Imperial Home Page -> Repair -> Fuel -> Carburetor -> AFB
Question from Frank (1961):
I have to decide what to do about the Carter AFB in my 61 IMP. Last fall the car stalled on me a few miles from my driveway. I pulled over and noticed gas leaking out of the throttle shaft on the side where the choke is. I figured the car was flooded and waited a while and managed to restart the car and get it home. I pulled the carburetor from the car figuring it was time for a rebuild. My question is how much play should there be in the throttle shaft? Is it normal to get some leakage at the throttle shaft in a flooded state? Can the AFB be rebushed? I have never rebuilt a carburetor but I think I could handle it, but If the throttle shaft holes are worn I would rather not attempt a rebuild. I read somewhere that the throttle shaft leakage is usually not a problem with the AFB because the body is so thick, is this true? I could just buy a new AFB and be done with it but I think I would have to change the choke set up. I have the well type automatic choke and would like to retain the original setup. Any advice would be appreciated
If the shaft is worn and you can move it up and down this will cause idle problem because it will effect vacuum needed to pull through idle circuit. On my car, I O-ringed it at each end of the throttle shaft with a c-clip to hold the O-ring on.

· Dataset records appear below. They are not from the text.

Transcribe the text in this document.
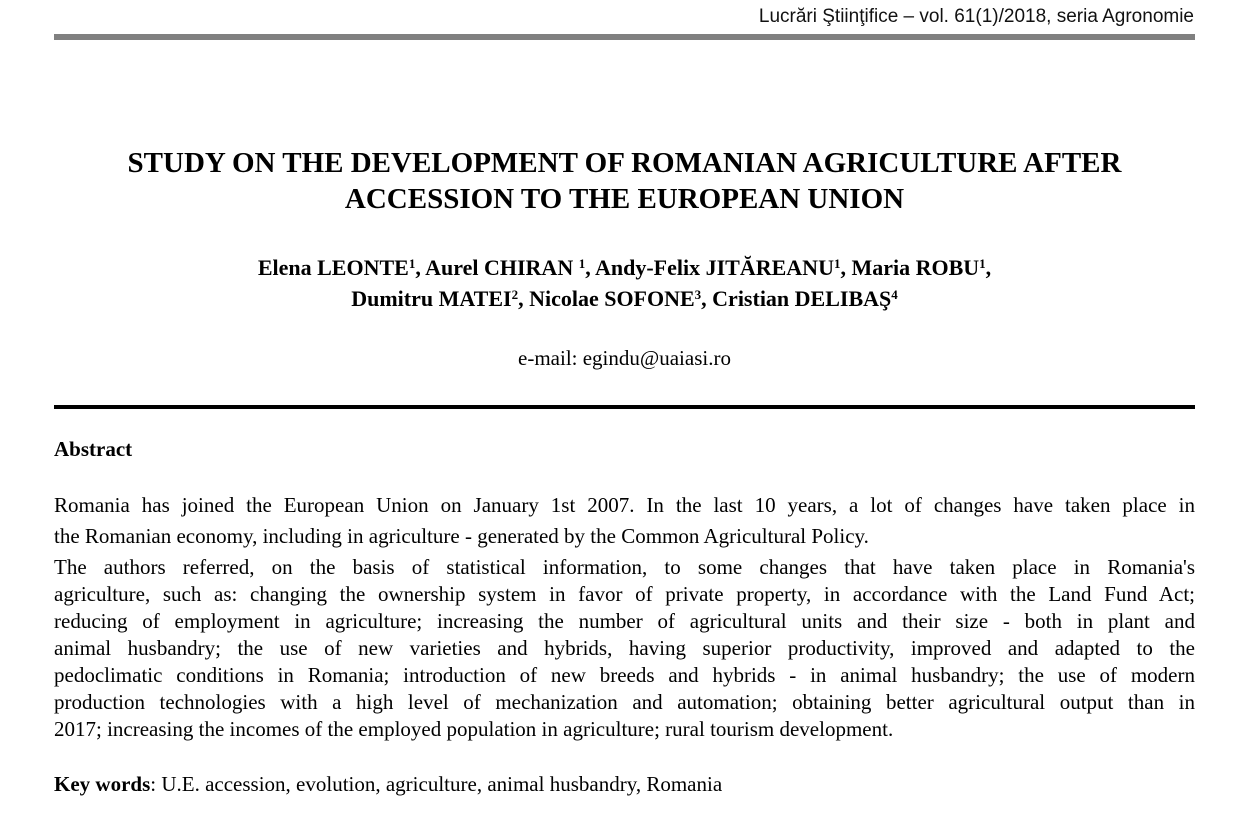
Lucrări Ştiinţifice – vol. 61(1)/2018, seria Agronomie
STUDY ON THE DEVELOPMENT OF ROMANIAN AGRICULTURE AFTER
ACCESSION TO THE EUROPEAN UNION
Elena LEONTE$^1$, Aurel CHIRAN $^1$, Andy-Felix JITĂREANU$^1$, Maria ROBU$^1$,
Dumitru MATEI$^2$, Nicolae SOFONE$^3$, Cristian DELIBAŞ$^4$
e-mail: egindu@uaiasi.ro
Abstract
Romania has joined the European Union on January 1st 2007. In the last 10 years, a lot of changes have taken place in
the Romanian economy, including in agriculture - generated by the Common Agricultural Policy.
The authors referred, on the basis of statistical information, to some changes that have taken place in Romania's
agriculture, such as: changing the ownership system in favor of private property, in accordance with the Land Fund Act;
reducing of employment in agriculture; increasing the number of agricultural units and their size - both in plant and
animal husbandry; the use of new varieties and hybrids, having superior productivity, improved and adapted to the
pedoclimatic conditions in Romania; introduction of new breeds and hybrids - in animal husbandry; the use of modern
production technologies with a high level of mechanization and automation; obtaining better agricultural output than in
2017; increasing the incomes of the employed population in agriculture; rural tourism development.
Key words: U.E. accession, evolution, agriculture, animal husbandry, Romania
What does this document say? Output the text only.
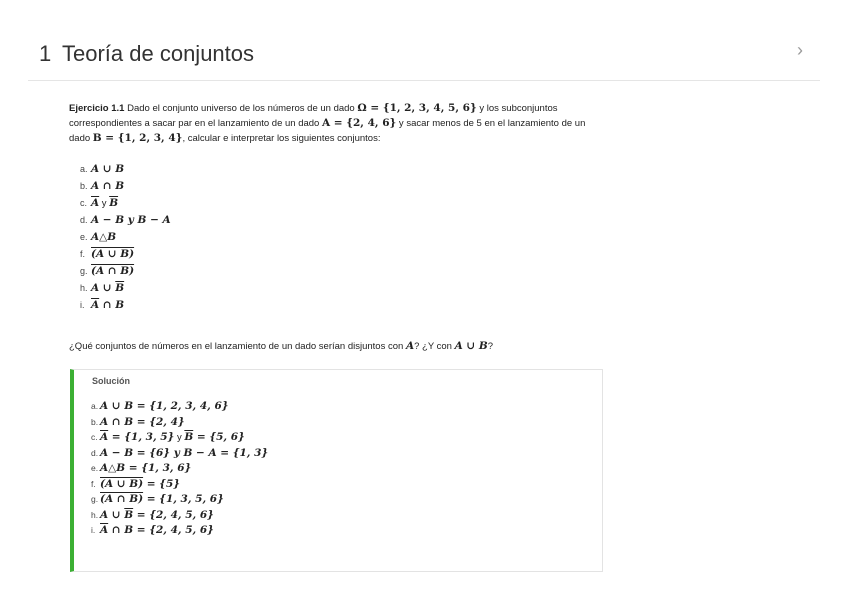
1 Teoría de conjuntos	›
Ejercicio 1.1 Dado el conjunto universo de los números de un dado Ω = {1, 2, 3, 4, 5, 6} y los subconjuntos correspondientes a sacar par en el lanzamiento de un dado A = {2, 4, 6} y sacar menos de 5 en el lanzamiento de un dado B = {1, 2, 3, 4}, calcular e interpretar los siguientes conjuntos:
a. A ∪ B
b. A ∩ B
c. $\overline{A}$ y $\overline{B}$
d. A − B y B − A
e. A△B
f. (A ∪ B)
g. (A ∩ B)
h. A ∪ $\overline{B}$
i. $\overline{A}$ ∩ B
¿Qué conjuntos de números en el lanzamiento de un dado serían disjuntos con A? ¿Y con A ∪ B?
Solución
a. A ∪ B = {1, 2, 3, 4, 6}
b. A ∩ B = {2, 4}
c. $\overline{A} = \{1$, 3, 5} y $\overline{B} = \{5$, 6}
d. A − B = {6} y B − A = {1, 3}
e. A△B = {1, 3, 6}
f. (A ∪ B) = {5}
g. (A ∩ B) = {1, 3, 5, 6}
h. A ∪ $\overline{B} = \{2$, 4, 5, 6}
i. $\overline{A}$ ∩ B = {2, 4, 5, 6}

Usually there are brass bushings where the shaft, on which the "butterflies" mount, goes thru the carburetor body.
I feel that these bushings should be lubed a little with a decent spray-oil on a regular basis...or even more frequently if an owner likes using spray carb-cleaner on a regular basis. I use Valvoline Syn-Power in the Gold aerosol can...from Advance, Wal-Mart, etc for lubing the shafts.
This is the way I have seen it done by a mechanic I once knew: He'd rev the engine up, then aim whatever spray-oil at the throttle-shaft using that red-tube extension that sticks in the nozzle and SPRAY...then slam the choke shut with engine revved a bit, almost killing the engine. The logic was that with the dramatically increased vacuum created by slamming the choke shut....that the oil got sucked in, properly lubing the shafts.
Question from Greg (1967):
Anyone know of a good source for a vacuum choke for Carter AFB? I'm debating as to whether or not I want to go electric, or stick with a vacuum choke, after the Carter/Holley swap on my '67.
Reply from Dick:
The original choke is operated by a bi-metallic spring that lives in its little dugout house in the intake manifold. The only vacuum connection is to the choke pull off, which is related but independent of the main choke operation. These chokes were used on many Mopars of the era - I recently replaced one with a used on from one of the IML vendors (Murray Park), whose info I found on the IML vendor list.